Challenge 4: Limited capacity of public sector organisations to analyse and make use of linked data

A number of respondents reinforced the challenge identified in the consultation document regarding a lack of relevant expertise and knowledge amongst individuals and organisations to be involved in data linkage.

Firstly; respondents described a lack of knowledge regarding the datasets available and their characteristics. It was felt that even before practical challenges were considered it would be necessary to ensure that organisations and individuals know enough about what data could potentially be made available via linkage and how it could be used to answer research questions.

Secondly; there was concern that there may not currently be sufficient skills in data linkage methods distributed amongst relevant organisations and thirdly; there was a perceived lack of the skills required to analyse linked information.

Finally; it was argued that there is currently a lack of awareness of individuals' or organisations' responsibilities as data custodians or users. This can result in data being linked inappropriately or not being shared due to unwarranted risk aversion.

As one respondent noted:

'Speaking from experience of linking data across a number of organisations - there tends to be a general lack of awareness amongst researchers of their individual roles and responsibilities as data custodians/users if linked data are to be made publicly available' (Clare Baker)

With these potential shortcomings in mind, one respondent argued that it would be better to focus on how analysis can be undertaken by people who do have sufficient training by involving universities or government specialists rather than encouraging analysis of sensitive datasets by people who do not have the requisite skills and knowledge.

As well as staff issues, further resourcing issues were identified. It was argued that organisations will need improved systems for good quality, up to date, and safe data and it was suggested that the various financial and training costs borne by these organisations should be acknowledged.

As one respondent noted:

'Local Authorities may find it difficult to justify the cost of focusing on data systems when facing financial constraints. And yet it is the Local Authority data that will [be] needed for many research studies.' (Brigid Daniel)
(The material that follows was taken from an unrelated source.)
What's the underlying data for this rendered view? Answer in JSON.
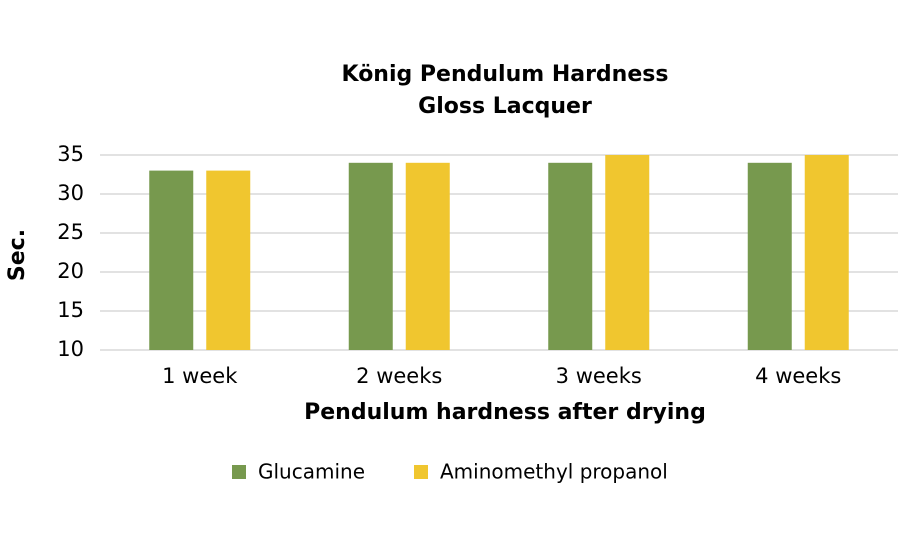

This point was particularly relevant for smaller organisations and local authorities. Depending on the means of data linkage, the time, cost, and resources required could act as a barrier to data linkage and effectively act to exclude smaller authorities from the process.
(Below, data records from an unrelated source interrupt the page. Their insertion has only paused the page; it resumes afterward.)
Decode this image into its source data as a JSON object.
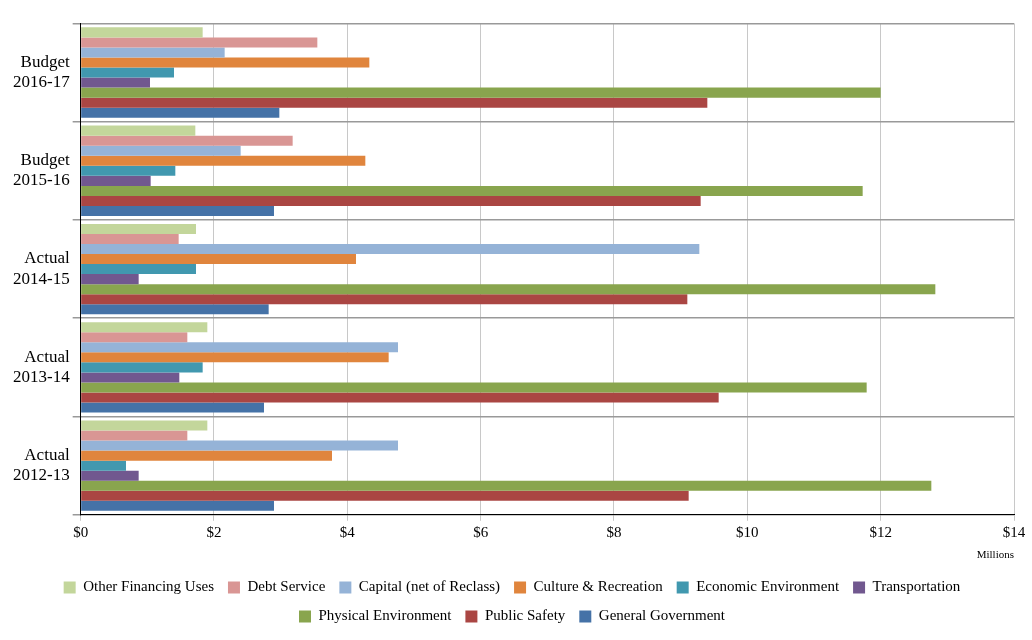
{
  "chart_data": {
    "type": "bar",
    "orientation": "horizontal",
    "xlabel": "Millions",
    "categories": [
      "Budget 2016-17",
      "Budget 2015-16",
      "Actual 2014-15",
      "Actual 2013-14",
      "Actual 2012-13"
    ],
    "series": [
      {
        "name": "Other Financing Uses",
        "color": "#c3d69b",
        "values": [
          1.83,
          1.72,
          1.73,
          1.9,
          1.9
        ]
      },
      {
        "name": "Debt Service",
        "color": "#d99694",
        "values": [
          3.55,
          3.18,
          1.47,
          1.6,
          1.6
        ]
      },
      {
        "name": "Capital (net of Reclass)",
        "color": "#95b3d7",
        "values": [
          2.16,
          2.4,
          9.28,
          4.76,
          4.76
        ]
      },
      {
        "name": "Culture & Recreation",
        "color": "#e0853d",
        "values": [
          4.33,
          4.27,
          4.13,
          4.62,
          3.77
        ]
      },
      {
        "name": "Economic Environment",
        "color": "#4198af",
        "values": [
          1.4,
          1.42,
          1.73,
          1.83,
          0.68
        ]
      },
      {
        "name": "Transportation",
        "color": "#71588f",
        "values": [
          1.04,
          1.05,
          0.87,
          1.48,
          0.87
        ]
      },
      {
        "name": "Physical Environment",
        "color": "#89a54e",
        "values": [
          12.0,
          11.73,
          12.82,
          11.79,
          12.76
        ]
      },
      {
        "name": "Public Safety",
        "color": "#aa4643",
        "values": [
          9.4,
          9.3,
          9.1,
          9.57,
          9.12
        ]
      },
      {
        "name": "General Government",
        "color": "#4572a7",
        "values": [
          2.98,
          2.9,
          2.82,
          2.75,
          2.9
        ]
      }
    ],
    "xlim": [
      0,
      14
    ],
    "xticks": [
      {
        "value": 0,
        "label": "$0"
      },
      {
        "value": 2,
        "label": "$2"
      },
      {
        "value": 4,
        "label": "$4"
      },
      {
        "value": 6,
        "label": "$6"
      },
      {
        "value": 8,
        "label": "$8"
      },
      {
        "value": 10,
        "label": "$10"
      },
      {
        "value": 12,
        "label": "$12"
      },
      {
        "value": 14,
        "label": "$14"
      }
    ],
    "grid": "x",
    "legend": "bottom"
  }
}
One respondent felt that any resource gap could be removed or narrowed through effective partnership working with the private sector.

Commercial activity

More than one respondent raised the issue of commercial involvement in data linkage. One respondent argued that

'More consideration of the role of private enterprises and global corporations in the use of the Scottish population's data would be worthwhile.' (Centre for Population Health Studies, Edinburgh University)

Another suggested that

'There needs to be a mechanism that allows a route to access to data for commercial researchers' (ABPI Scotland)

Differences between respondent categories

In the analysis of the comments relating to challenges, the type of respondent (data user, subject or custodian) was examined. The different types of respondents were found to hold broadly similar views.

However, two of the more substantial comments came from data subjects. These were: that concern over the creation of data profiles could lead some demographic groups to withdraw cooperation from data gathering systems; and that the consultation paper's balance, as well as its 'cavalier' treatment of legal issues, were worrying.

Additionally, respondents who identified themselves as data users were most likely to highlight challenges around the role of data custodians and the inconsistency in organisations releasing data.